Your goal is to get the best food quality for your customers while staying within your daily budget and not overworking your kitchen staff (GPU resources).

The Old Way: The "One-by-One" Mistake

Previously, most restaurants used a "Per-Query" rule. Every time a customer ordered, a manager looked at the dish and decided: "Is this a simple salad? Give it to the Line Cook. Is it a complex soufflé? Give it to the Star Chef."

The Problem:
Imagine a sudden rush where 50 customers in a row all order the most expensive, complex soufflés.

  • The manager sends them all to the Star Chefs.
  • Result: The kitchen explodes! The Star Chefs are overwhelmed, the bill skyrockets, and the next 50 customers (who ordered simple salads) have to wait because the kitchen is backed up.
  • The old method couldn't see the "big picture" of the whole rush. It only looked at one order at a time.

The New Solution: The "Batch-Level" Manager

This paper proposes a smarter system called Robust Batch-Level Routing. Instead of looking at one order, the manager looks at the entire tray of 100 orders that just came in and plans the whole shift at once.

Here is how it works, broken down into three simple concepts:

1. The Group Plan (Batch-Level Optimization)

Instead of deciding chef assignments one by one, the manager looks at the whole group of 100 orders.

  • The Math: They use a smart calculator (Integer Linear Programming) to solve a puzzle: "How do we split these 100 orders between the Star Chefs and Line Cooks so that everyone gets good food, the total bill stays under $500, and no chef is overwhelmed?"
  • The Benefit: If 20 complex orders come in, the manager might say, "Okay, we'll send 15 to the Star Chefs and 5 to the Line Cooks (who will try their best), and we'll save the budget for the next group." This prevents the kitchen from crashing and keeps the costs steady.

2. The "Safety Net" (Robustness)

Sometimes, the manager's guess about how good a chef is might be wrong. Maybe the "Star Chef" is having a bad day, or the "Line Cook" is actually better than we thought.

  • The Risk: If the manager is too confident and sends a hard dish to a Line Cook who fails, the customer gets a burnt meal.
  • The Fix: The new system uses a "Worst-Case Scenario" approach. It assumes the chefs might perform slightly worse than expected. It plans the schedule based on the lowest likely performance.
  • The Analogy: It's like packing an umbrella even if the weather forecast says "sunny." If it does rain, you're safe. If it doesn't, you just carried a little extra weight. This ensures the system never fails catastrophically, even if the predictions are slightly off.

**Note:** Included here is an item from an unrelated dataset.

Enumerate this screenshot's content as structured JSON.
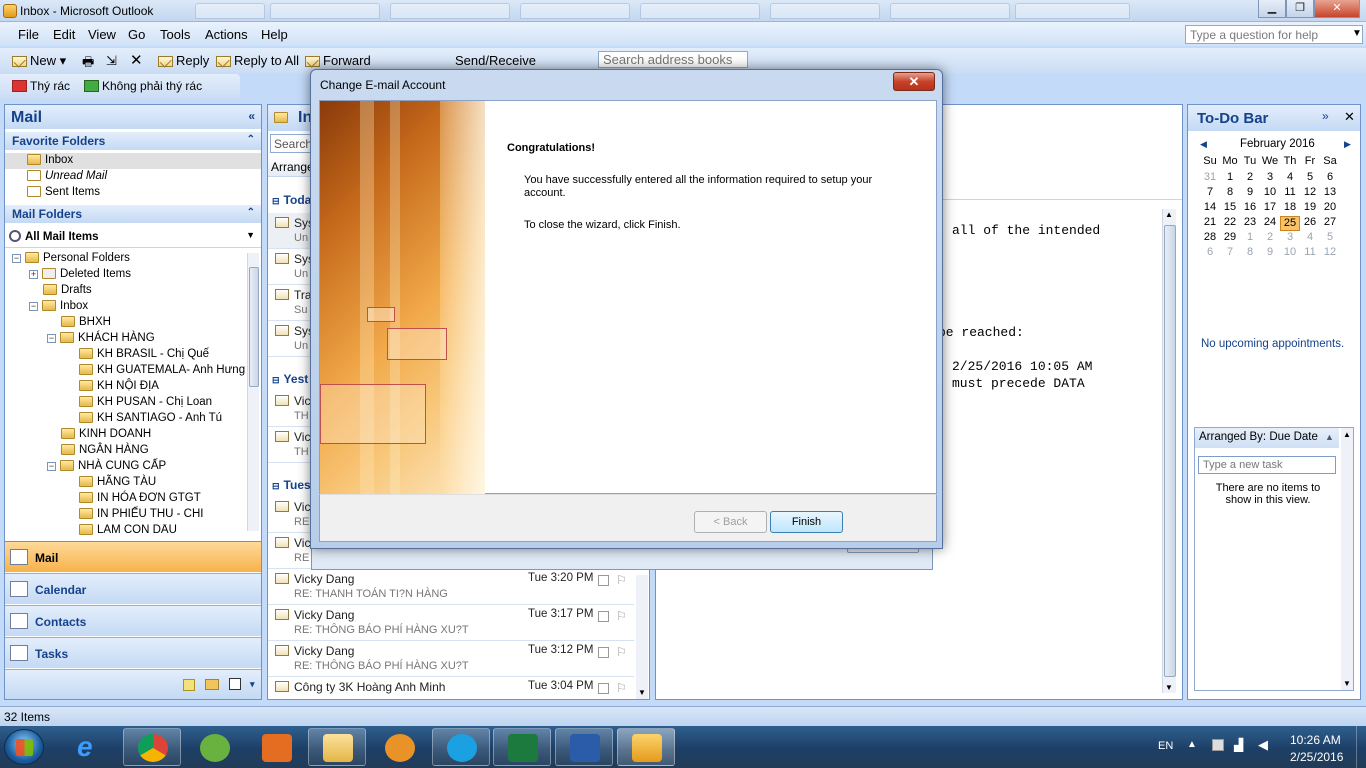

3. The Kitchen Setup (Offline Instance Allocation)

Before the restaurant even opens for the day, the owner has to decide: "How many Star Chefs and Line Cooks should we hire today?"

  • The Old Way: Hire the same number of chefs every day, regardless of the menu.
  • The New Way: The owner looks at the expected menu for the week. If the week is full of complex dishes, they hire more Star Chefs. If it's mostly simple salads, they hire more Line Cooks.
  • The Benefit: This ensures the kitchen isn't full of expensive chefs standing around doing nothing, or cheap cooks who are too slow for the workload. It matches the resources to the actual demand.

Why Does This Matter?

The paper tested this system on real-world data and found:

  • Better Quality: Customers got better food (higher accuracy) because the right chef was always chosen for the right group of orders.
  • Cheaper: The restaurant didn't overspend on the Star Chefs during simple rushes.
  • More Stable: Even when a "bad batch" of difficult orders arrived (Adversarial Batching), the system didn't crash or go over budget.

In a Nutshell

Think of this paper as teaching a restaurant manager to stop looking at individual orders and start planning the whole shift. By looking at the group, preparing for the worst-case scenario, and hiring the right number of staff beforehand, they serve better food, spend less money, and keep the kitchen running smoothly without chaos.